Some reporting is required depending on state or federal financial support, i.e. if students qualify for financial aid, most institutions have to report placement rates.
But there is no guarantee those numbers mean a damn either.
The goal of retraining is also not necessarily to help workers find better paying jobs, but any paying job. If their previous field is obsolete, than retraining for any viable occupation is an improvement.
The main issue is not retraining, but supporting growth industries that will absorb excessive unemployment. For the US, I think industries which have that potential are renewable power generation, at every level, from design to manufacturing to service and repair; robotics, especially development of consumer-level maintenance robots such as Roomba and drone delivery vehicles (instead of 2000 lb vehicles to deliver pizzas, how about 200 lb ones, either aerial or ground.);and higher education.
The US has one of the premier higher education systems in the world and already caters to a growing number of international students. While it is important for regions to develop their own systems, the US can still be a leader in this area. As the middle class continues to grow world-wide so will the demand for higher education. Instead of being the world’s policeman, the US could focus on being the world’s professor, not to cherry-pick and enable brain drain, but to educate students for their home country, especially for Africa and Latin America where demand is greater than supply.
Many cities already rely on being a ‘college town’ as the main driver for their local economy. I would say that is where our comparative advantage lies. The cultural environment of those towns and cities create a richer environment for students than most areas, especially in Africa and Latin America.
No one industry will provide the ‘magic’ fix, and no industry will scale up to the necessary size without significant government collaboration (which could be mostly regulatory, not financial, but most likely both.) Economic development with gov support is not new, and has been effective in many areas, particularly in Asia and in the US (easements for the railroads and utilities for example). Ideological restraints, not technological barriers, prevent us from following suit. The key issues of such policies are transparency and equity, but they have been shown to be effective and efficient.
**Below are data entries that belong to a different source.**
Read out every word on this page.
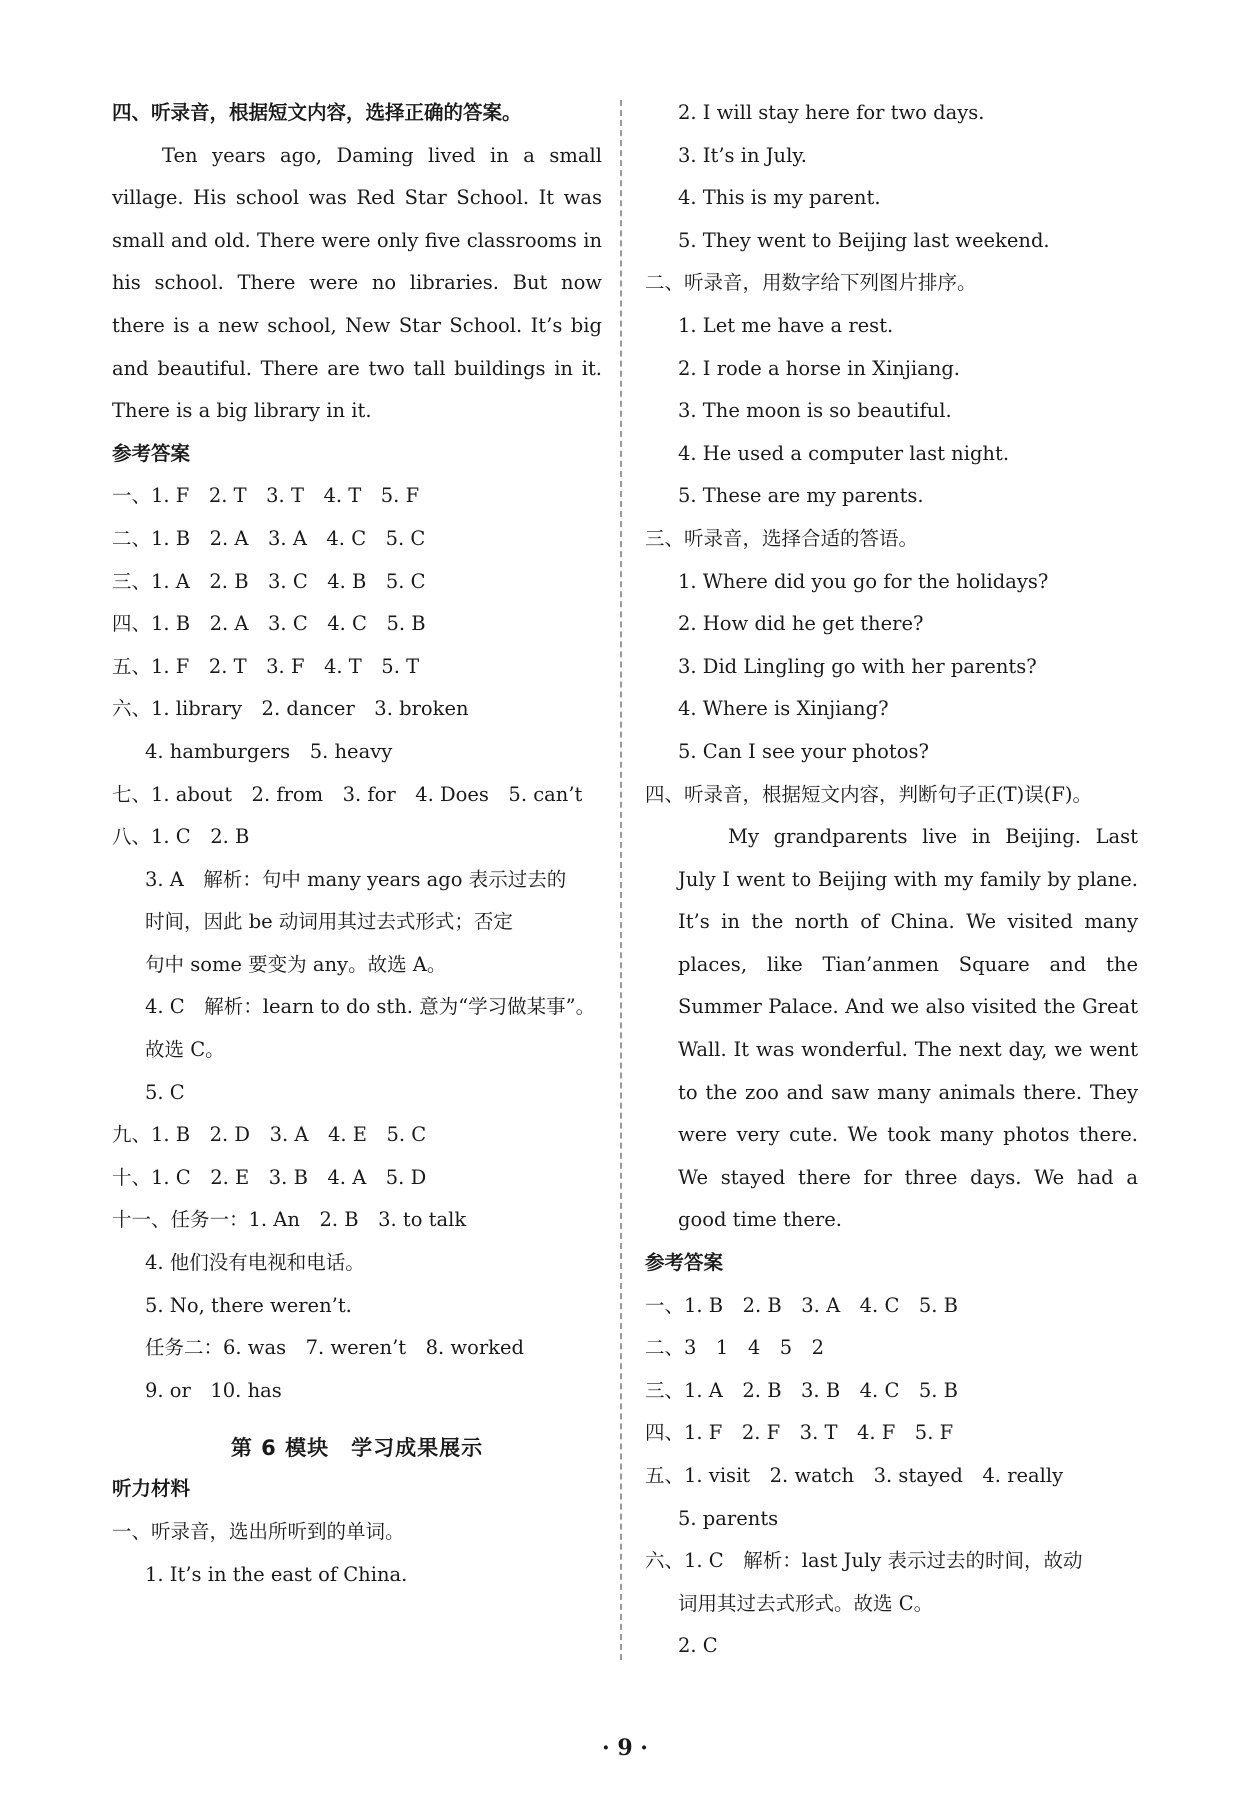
四、听录音，根据短文内容，选择正确的答案。

Ten years ago, Daming lived in a small village. His school was Red Star School. It was small and old. There were only five classrooms in his school. There were no libraries. But now there is a new school, New Star School. It’s big and beautiful. There are two tall buildings in it. There is a big library in it.

参考答案
一、1. F　2. T　3. T　4. T　5. F
二、1. B　2. A　3. A　4. C　5. C
三、1. A　2. B　3. C　4. B　5. C
四、1. B　2. A　3. C　4. C　5. B
五、1. F　2. T　3. F　4. T　5. T
六、1. library　2. dancer　3. broken
4. hamburgers　5. heavy
七、1. about　2. from　3. for　4. Does　5. can’t
八、1. C　2. B
3. A　解析：句中 many years ago 表示过去的
时间，因此 be 动词用其过去式形式；否定
句中 some 要变为 any。故选 A。
4. C　解析：learn to do sth. 意为“学习做某事”。
故选 C。
5. C
九、1. B　2. D　3. A　4. E　5. C
十、1. C　2. E　3. B　4. A　5. D
十一、任务一：1. An　2. B　3. to talk
4. 他们没有电视和电话。
5. No, there weren’t.
任务二：6. was　7. weren’t　8. worked
9. or　10. has
第 6 模块　学习成果展示
听力材料
一、听录音，选出所听到的单词。
1. It’s in the east of China.
2. I will stay here for two days.
3. It’s in July.
4. This is my parent.
5. They went to Beijing last weekend.
二、听录音，用数字给下列图片排序。
1. Let me have a rest.
2. I rode a horse in Xinjiang.
3. The moon is so beautiful.
4. He used a computer last night.
5. These are my parents.
三、听录音，选择合适的答语。
1. Where did you go for the holidays?
2. How did he get there?
3. Did Lingling go with her parents?
4. Where is Xinjiang?
5. Can I see your photos?
四、听录音，根据短文内容，判断句子正(T)误(F)。

My grandparents live in Beijing. Last July I went to Beijing with my family by plane. It’s in the north of China. We visited many places, like Tian’anmen Square and the Summer Palace. And we also visited the Great Wall. It was wonderful. The next day, we went to the zoo and saw many animals there. They were very cute. We took many photos there. We stayed there for three days. We had a good time there.

参考答案
一、1. B　2. B　3. A　4. C　5. B
二、3　1　4　5　2
三、1. A　2. B　3. B　4. C　5. B
四、1. F　2. F　3. T　4. F　5. F
五、1. visit　2. watch　3. stayed　4. really
5. parents
六、1. C　解析：last July 表示过去的时间，故动
词用其过去式形式。故选 C。
2. C
· 9 ·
Complaints that job training programs do not all have 90% placement rates (or even 50%) miss the point of those programs - that their graduates qualify for an existing occupation, not an obsolete one. Their goal is not to aim for full employment, but mitigate the damage from structural unemployment. They may lead to gluts in supply for certain jobs, but it is better than a glut in supply for non-existent jobs. I would rather be a well-trained, but unemployed auto mechanic than a carriage maker. When a recession ends, I know which will lead to greater opportunities.